Он все еще упирался руками в туловище Базини. Но их обволакивало как бы влажным, тяжелым теплом, их мускулы ослабели; он забыл о них… Только когда до него дошло какое-то новое из этих трепещущих слов, он очнулся, потому что почувствовал, как что-то ужасное, непостижимое, что только что — словно во сне — его руки притянули к себе Базини.
Он хотел встрепенуться, крикнуть себе: Базини обманывает тебя, он хочет только стянуть тебя вниз к себе, чтобы ты уже не мог презирать его. Но крик этот захлебнулся. Во всем просторном доме стояла мертвая тишина; во всех коридорах, казалось, неподвижно уснули темные потоки молчания.
Он хотел найти самого себя, но они, как черные сторожа, заградили все двери.
Тёрлес уже не искал слов. Чувственность, которая мало-помалу прокрадывалась в него из отдельных мгновений отчаянья, проснулась теперь в полном своем объеме. Она лежала рядом с ним голая и закрывала ему голову своим мягким черным плащом. И нашептывала ему на ухо сладостные слова смирения, и отметала своими теплыми пальцами, как пустые, все вопросы и все задачи. И шептала: в одиночестве позволено все.
Лишь в мгновенье, когда его захватило, он на миг очнулся и отчаянно уцепился за одну мысль: это не я!.. не я!.. Завтра я опять буду собой!.. Завтра…
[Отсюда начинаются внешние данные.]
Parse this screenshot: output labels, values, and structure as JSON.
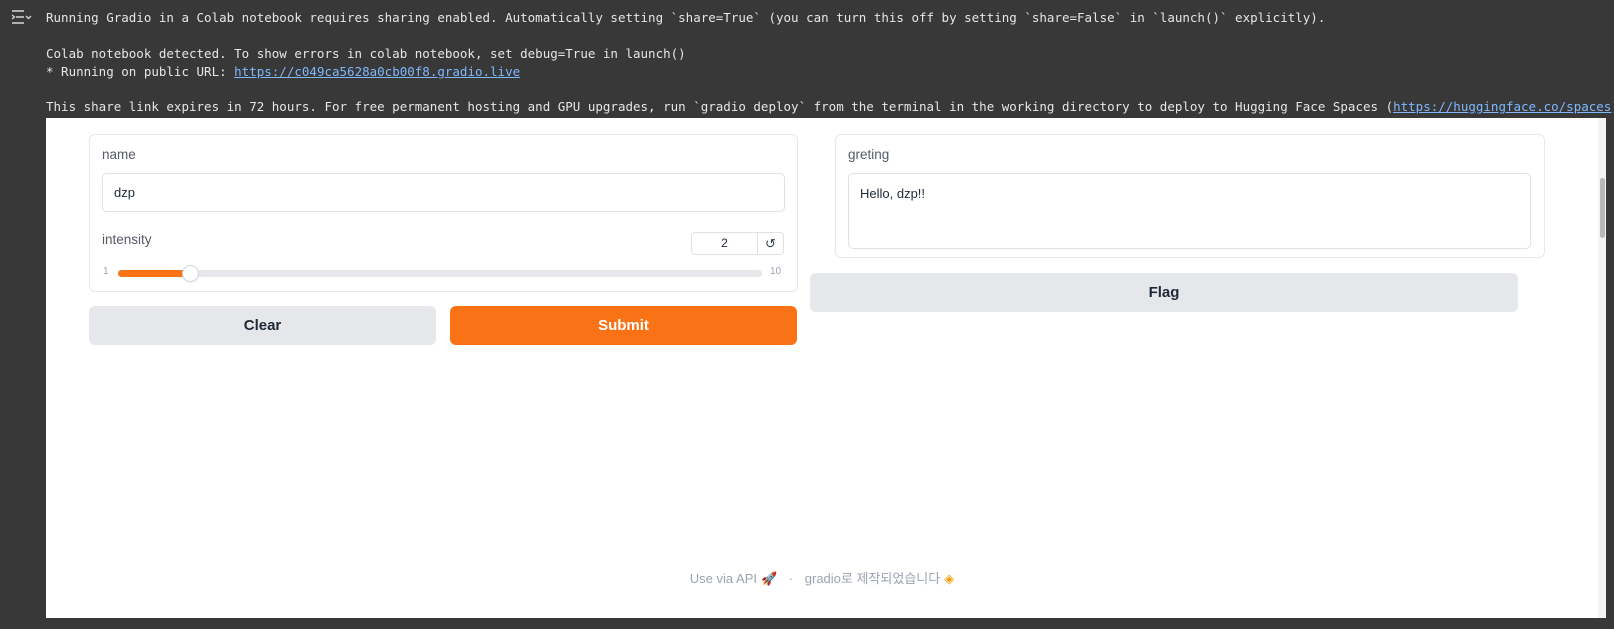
{
  "console": {
    "line1": "Running Gradio in a Colab notebook requires sharing enabled. Automatically setting `share=True` (you can turn this off by setting `share=False` in `launch()` explicitly).",
    "line2": "Colab notebook detected. To show errors in colab notebook, set debug=True in launch()",
    "line3_prefix": "* Running on public URL: ",
    "line3_link": "https://c049ca5628a0cb00f8.gradio.live",
    "line4_prefix": "This share link expires in 72 hours. For free permanent hosting and GPU upgrades, run `gradio deploy` from the terminal in the working directory to deploy to Hugging Face Spaces (",
    "line4_link": "https://huggingface.co/spaces",
    "line4_suffix": ")"
  },
  "inputs": {
    "name_label": "name",
    "name_value": "dzp",
    "intensity_label": "intensity",
    "intensity_value": "2",
    "intensity_min": "1",
    "intensity_max": "10",
    "reset_icon": "↺"
  },
  "output": {
    "label": "greting",
    "value": "Hello, dzp!!"
  },
  "buttons": {
    "clear": "Clear",
    "submit": "Submit",
    "flag": "Flag"
  },
  "footer": {
    "api": "Use via API",
    "separator": "·",
    "made_with": "gradio로 제작되었습니다",
    "rocket_icon": "🚀",
    "logo_icon": "◈"
  },
  "colors": {
    "accent": "#f97316",
    "background": "#383838"
  },
  "icons": {
    "output_toggle": "output-toggle-icon",
    "reset": "reset-icon",
    "rocket": "rocket-icon",
    "gradio_logo": "gradio-logo-icon"
  }
}
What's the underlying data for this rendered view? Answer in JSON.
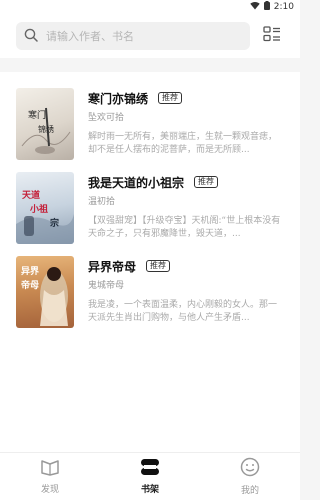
{
  "status": {
    "time": "2:10",
    "wifi_icon": "wifi-icon",
    "battery_icon": "battery-icon"
  },
  "search": {
    "placeholder": "请输入作者、书名"
  },
  "books": [
    {
      "title": "寒门亦锦绣",
      "badge": "推荐",
      "author": "坠欢可拾",
      "desc": "解时雨一无所有，美丽端庄，生就一颗观音痣，却不是任人摆布的泥菩萨，而是无所顾...",
      "cover_text": "寒门亦锦绣"
    },
    {
      "title": "我是天道的小祖宗",
      "badge": "推荐",
      "author": "温初拾",
      "desc": "【双强甜宠】【升级夺宝】天机阁:“世上根本没有天命之子，只有邪魔降世，毁天道，...",
      "cover_text": "天道小祖宗"
    },
    {
      "title": "异界帝母",
      "badge": "推荐",
      "author": "鬼城帝母",
      "desc": "我是凌，一个表面温柔，内心刚毅的女人。那一天派先生肖出门购物，与他人产生矛盾...",
      "cover_text": "异界帝母"
    }
  ],
  "nav": [
    {
      "label": "发现",
      "icon": "book-open-icon"
    },
    {
      "label": "书架",
      "icon": "bookshelf-icon"
    },
    {
      "label": "我的",
      "icon": "smiley-face-icon"
    }
  ]
}
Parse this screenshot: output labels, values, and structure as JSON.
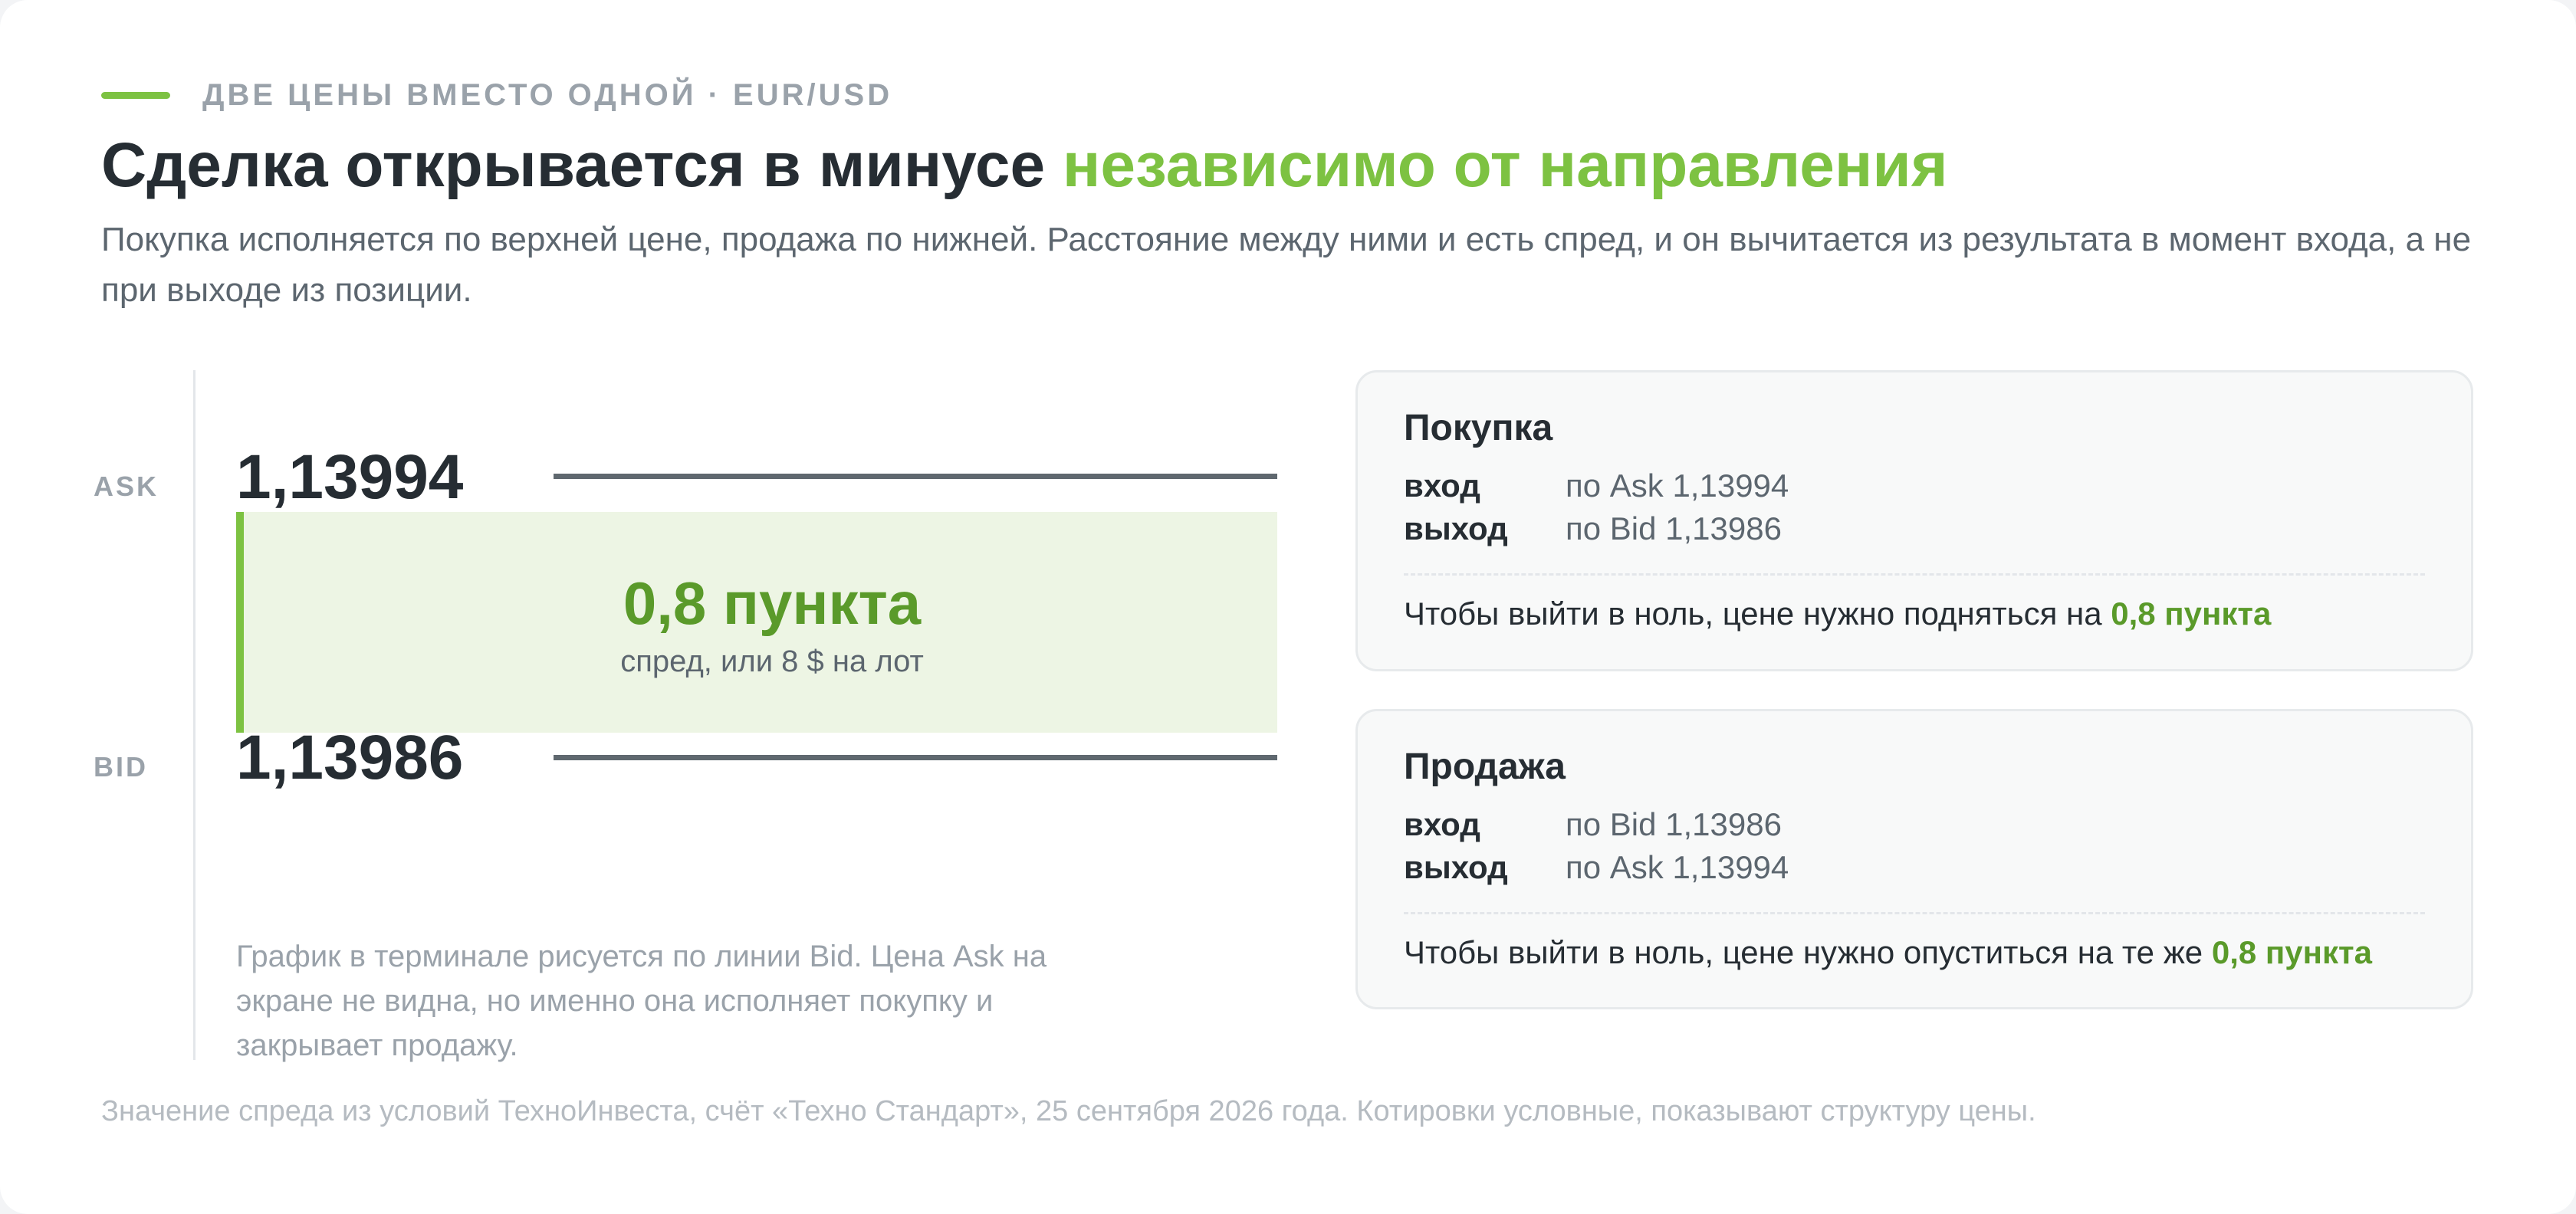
{
  "kicker": {
    "text": "ДВЕ ЦЕНЫ ВМЕСТО ОДНОЙ · EUR/USD"
  },
  "headline": {
    "main": "Сделка открывается в минусе",
    "accent": "независимо от направления"
  },
  "subtitle": "Покупка исполняется по верхней цене, продажа по нижней. Расстояние между ними и есть спред, и он вычитается из результата в момент входа, а не при выходе из позиции.",
  "quotes": {
    "ask_label": "ASK",
    "ask_price": "1,13994",
    "bid_label": "BID",
    "bid_price": "1,13986"
  },
  "spread": {
    "value": "0,8 пункта",
    "caption": "спред, или 8 $ на лот"
  },
  "chart_note": "График в терминале рисуется по линии Bid. Цена Ask на экране не видна, но именно она исполняет покупку и закрывает продажу.",
  "panels": {
    "buy": {
      "title": "Покупка",
      "entry_key": "вход",
      "entry_val": "по Ask 1,13994",
      "exit_key": "выход",
      "exit_val": "по Bid 1,13986",
      "result_text": "Чтобы выйти в ноль, цене нужно подняться на",
      "result_value": "0,8 пункта"
    },
    "sell": {
      "title": "Продажа",
      "entry_key": "вход",
      "entry_val": "по Bid 1,13986",
      "exit_key": "выход",
      "exit_val": "по Ask 1,13994",
      "result_text": "Чтобы выйти в ноль, цене нужно опуститься на те же",
      "result_value": "0,8 пункта"
    }
  },
  "footnote": "Значение спреда из условий ТехноИнвеста, счёт «Техно Стандарт», 25 сентября 2026 года. Котировки условные, показывают структуру цены.",
  "colors": {
    "accent": "#7dc242",
    "accent_dark": "#5a9a2a",
    "spread_fill": "#edf5e4",
    "text_dark": "#262d33",
    "text_muted": "#9aa2aa"
  }
}
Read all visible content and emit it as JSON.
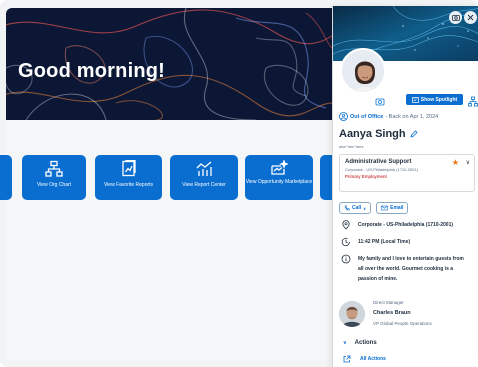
{
  "home": {
    "greeting": "Good morning!",
    "tiles": [
      {
        "label": "",
        "icon": "partial-tile"
      },
      {
        "label": "View Org Chart",
        "icon": "org-chart-icon"
      },
      {
        "label": "View Favorite Reports",
        "icon": "reports-icon"
      },
      {
        "label": "View Report Center",
        "icon": "report-center-icon"
      },
      {
        "label": "View Opportunity Marketplace",
        "icon": "marketplace-icon"
      },
      {
        "label": "",
        "icon": "partial-tile"
      }
    ]
  },
  "panel": {
    "header_icons": [
      "camera-icon",
      "close-icon"
    ],
    "spotlight_label": "Show Spotlight",
    "status": {
      "title": "Out of Office",
      "detail": "- Back on Apr 1, 2024"
    },
    "name": "Aanya Singh",
    "pronouns": "she/ her/ hers",
    "job": {
      "title": "Administrative Support",
      "department": "Corporate - US-Philadelphia (1710-2001)",
      "type": "Primary Employment"
    },
    "contact": {
      "call_label": "Call",
      "email_label": "Email"
    },
    "details": {
      "location": "Corporate - US-Philadelphia (1710-2001)",
      "local_time": "11:42 PM (Local Time)",
      "about": "My family and I love to entertain guests from all over the world. Gourmet cooking is a passion of mine."
    },
    "manager": {
      "role": "Direct Manager",
      "name": "Charles Braun",
      "title": "VP Global People Operations"
    },
    "actions": {
      "header": "Actions",
      "all_label": "All Actions"
    }
  },
  "colors": {
    "brand_blue": "#0a6ed1",
    "hero_bg": "#0c1736",
    "status_red": "#bb0000",
    "star_orange": "#e9730c"
  }
}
Во вторник вечером вернулись первые воспитанники. Другая часть прибыла лишь с ночными поездами. В доме царила суматоха.
Тёрлес встретил своих друзей неприветливо и хмуро; он все помнил. К тому же они принесли с собой из внешнего мира какую-то свежесть и светскость. Это заставляло его, любившего теперь спертый воздух тесных комнат, испытывать чувство стыда.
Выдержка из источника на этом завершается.